L'objectif est d'améliorer constamment le matériel dans la précision la plus ultime. En matière de prothèse, Alexis Hanquinquant est un précurseur. Le porte-drapeau de la délégation française dispose d'une prothèse unique pour la natation, le cyclisme et la course à pied des épreuves de paratriathlon (catégorie PTS4). Avant Paris, le médaillé d'or à Tokyo a été aidé par l'entreprise Airbus, qui a conçu la coque de sa prothèse pour lui faire gagner du temps.

"Il utilise sa lame de course qui est faite pour courir, mais n'est pas vraiment adaptée pour le vélo. Nous avons cherché à donner à cette prothèse une forme aérodynamique, qui lui permette de gagner de précieuses secondes sur la partie vélo de l'épreuve", décrit Christophe Debard, ingénieur chez Airbus, au magazine L'Usine nouvelle. Cette coque s'enlève en quelques secondes et permet de limiter les effets de l'utilisation d'une prothèse adaptée à la course sur un vélo. 

Les détails et le niveau de précision ne s'arrêtent pas là. Le Suisse Marcel Hug, quadruple médaillé d'or à Tokyo et vice-champion paralympique du 5 000 m T54 samedi, qui a longtemps écœuré ses adversaires, dévoilait à L'Equipe que son fauteuil, aspect indissociable de sa réussite, avait nécessité quatre années de développement et un gros travail sur les roues. "Les essais en soufflerie nous ont permis de découvrir que l'aérodynamique était meilleure avec des roues ouvertes plutôt que des roues pleines, sinon le flux d'air est arrêté par les roues entre la gauche et la droite, et cela nous ralentit", analysait-il alors. 

Le para-athlète suisse Marcel Hug à l'occasion des Jeux paralympiques, le 31 août 2024, sur la piste du Stade de France (Saint-Denis). (GREGORY PICOUT / AFP)

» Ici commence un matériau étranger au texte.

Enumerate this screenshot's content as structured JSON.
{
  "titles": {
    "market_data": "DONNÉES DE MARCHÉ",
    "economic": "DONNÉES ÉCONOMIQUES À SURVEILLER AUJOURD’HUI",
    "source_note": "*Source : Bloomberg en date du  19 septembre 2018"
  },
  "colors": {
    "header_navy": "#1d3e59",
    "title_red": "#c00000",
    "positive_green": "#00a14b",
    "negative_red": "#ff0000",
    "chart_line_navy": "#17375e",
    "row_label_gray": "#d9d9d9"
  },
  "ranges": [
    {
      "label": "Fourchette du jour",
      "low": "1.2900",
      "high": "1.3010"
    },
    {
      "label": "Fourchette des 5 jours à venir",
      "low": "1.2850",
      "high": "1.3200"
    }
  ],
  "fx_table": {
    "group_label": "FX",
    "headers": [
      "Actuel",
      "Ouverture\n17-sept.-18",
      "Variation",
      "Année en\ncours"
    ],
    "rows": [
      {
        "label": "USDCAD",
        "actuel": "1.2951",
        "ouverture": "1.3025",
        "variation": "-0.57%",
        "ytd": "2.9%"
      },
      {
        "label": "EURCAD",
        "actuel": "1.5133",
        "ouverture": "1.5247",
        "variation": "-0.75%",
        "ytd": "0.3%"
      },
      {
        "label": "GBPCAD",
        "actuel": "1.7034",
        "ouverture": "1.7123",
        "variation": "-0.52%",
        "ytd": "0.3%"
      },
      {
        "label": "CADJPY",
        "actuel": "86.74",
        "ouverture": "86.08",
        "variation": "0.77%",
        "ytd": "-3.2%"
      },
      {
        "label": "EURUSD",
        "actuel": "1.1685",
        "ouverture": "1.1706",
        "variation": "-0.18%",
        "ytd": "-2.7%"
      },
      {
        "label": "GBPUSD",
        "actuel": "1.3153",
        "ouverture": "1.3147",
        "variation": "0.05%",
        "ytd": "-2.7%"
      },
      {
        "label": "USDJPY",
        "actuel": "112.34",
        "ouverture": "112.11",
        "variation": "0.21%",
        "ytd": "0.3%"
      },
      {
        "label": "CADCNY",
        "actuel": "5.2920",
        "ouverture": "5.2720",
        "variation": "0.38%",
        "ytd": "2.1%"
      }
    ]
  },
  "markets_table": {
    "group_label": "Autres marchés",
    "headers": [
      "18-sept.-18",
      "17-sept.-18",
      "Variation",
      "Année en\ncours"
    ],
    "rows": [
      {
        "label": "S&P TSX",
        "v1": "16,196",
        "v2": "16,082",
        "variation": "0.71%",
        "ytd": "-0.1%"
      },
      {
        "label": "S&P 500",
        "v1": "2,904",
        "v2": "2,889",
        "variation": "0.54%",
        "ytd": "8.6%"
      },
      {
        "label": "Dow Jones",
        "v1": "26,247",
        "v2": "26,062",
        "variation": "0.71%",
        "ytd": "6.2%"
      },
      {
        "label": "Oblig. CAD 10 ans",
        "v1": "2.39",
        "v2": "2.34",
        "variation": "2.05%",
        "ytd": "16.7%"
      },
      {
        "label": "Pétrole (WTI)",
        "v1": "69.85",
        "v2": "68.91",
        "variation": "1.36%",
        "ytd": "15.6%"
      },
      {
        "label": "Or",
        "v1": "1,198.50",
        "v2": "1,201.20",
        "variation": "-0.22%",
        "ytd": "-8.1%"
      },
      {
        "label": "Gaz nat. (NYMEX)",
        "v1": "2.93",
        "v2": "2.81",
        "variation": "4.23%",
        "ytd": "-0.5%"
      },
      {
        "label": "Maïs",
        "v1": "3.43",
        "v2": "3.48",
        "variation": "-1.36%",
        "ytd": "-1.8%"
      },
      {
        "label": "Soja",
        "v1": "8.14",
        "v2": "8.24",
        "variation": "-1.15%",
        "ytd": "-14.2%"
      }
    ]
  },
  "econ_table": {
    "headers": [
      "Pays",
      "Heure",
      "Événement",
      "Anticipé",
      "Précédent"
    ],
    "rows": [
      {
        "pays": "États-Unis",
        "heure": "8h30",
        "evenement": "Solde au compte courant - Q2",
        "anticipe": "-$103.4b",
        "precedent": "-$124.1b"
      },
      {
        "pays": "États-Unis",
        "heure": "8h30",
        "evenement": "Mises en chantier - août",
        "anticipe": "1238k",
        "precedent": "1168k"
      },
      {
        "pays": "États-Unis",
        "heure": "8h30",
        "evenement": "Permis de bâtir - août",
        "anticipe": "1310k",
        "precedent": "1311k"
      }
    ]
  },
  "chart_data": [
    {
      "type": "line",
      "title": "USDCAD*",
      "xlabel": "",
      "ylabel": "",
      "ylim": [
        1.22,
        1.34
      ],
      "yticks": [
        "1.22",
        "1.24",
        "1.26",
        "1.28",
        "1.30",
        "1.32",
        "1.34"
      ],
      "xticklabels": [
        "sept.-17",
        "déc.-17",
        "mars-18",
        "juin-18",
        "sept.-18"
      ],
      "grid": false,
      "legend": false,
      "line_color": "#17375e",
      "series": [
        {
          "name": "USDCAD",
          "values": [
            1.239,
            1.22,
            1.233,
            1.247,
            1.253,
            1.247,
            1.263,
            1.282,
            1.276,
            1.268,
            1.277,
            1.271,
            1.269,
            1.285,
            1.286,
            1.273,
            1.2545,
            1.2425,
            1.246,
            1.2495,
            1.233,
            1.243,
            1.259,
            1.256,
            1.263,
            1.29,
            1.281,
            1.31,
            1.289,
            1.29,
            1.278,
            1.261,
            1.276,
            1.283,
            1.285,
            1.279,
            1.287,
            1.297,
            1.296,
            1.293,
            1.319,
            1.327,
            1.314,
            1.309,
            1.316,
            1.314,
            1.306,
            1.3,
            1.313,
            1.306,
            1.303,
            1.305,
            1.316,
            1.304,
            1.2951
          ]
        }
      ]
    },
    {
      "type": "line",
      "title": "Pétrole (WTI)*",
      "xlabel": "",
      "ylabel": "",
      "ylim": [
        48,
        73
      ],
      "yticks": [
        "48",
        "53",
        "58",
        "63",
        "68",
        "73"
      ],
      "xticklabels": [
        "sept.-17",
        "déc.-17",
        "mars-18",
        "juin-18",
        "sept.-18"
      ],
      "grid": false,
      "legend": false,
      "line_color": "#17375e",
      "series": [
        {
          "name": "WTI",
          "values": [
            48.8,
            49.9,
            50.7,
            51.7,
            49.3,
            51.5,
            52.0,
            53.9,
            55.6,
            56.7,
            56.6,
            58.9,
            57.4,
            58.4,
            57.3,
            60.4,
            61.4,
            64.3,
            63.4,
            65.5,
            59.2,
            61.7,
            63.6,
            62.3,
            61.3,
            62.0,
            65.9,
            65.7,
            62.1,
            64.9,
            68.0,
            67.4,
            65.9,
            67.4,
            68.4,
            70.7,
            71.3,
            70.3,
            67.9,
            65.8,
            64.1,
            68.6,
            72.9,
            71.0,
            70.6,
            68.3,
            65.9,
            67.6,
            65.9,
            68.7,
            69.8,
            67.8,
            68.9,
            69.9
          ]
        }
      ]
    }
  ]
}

Peu importe la discipline, tous ces détails mis bout à bout permettent de gagner en vitesse, aérodynamisme, précision, maniabilité ou confort pour le para-athlète. "On regarde très régulièrement ce qu'il est possible d'améliorer, confirmait en conférence presse Pauline Déroulède, joueuse française de tennis fauteuil. Si on joue sur terre battue, on va sous-gonfler les pneus, si on joue sur surface dure, on va plus les gonfler." Avec un seul objectif au bout du compte : décrocher une médaille.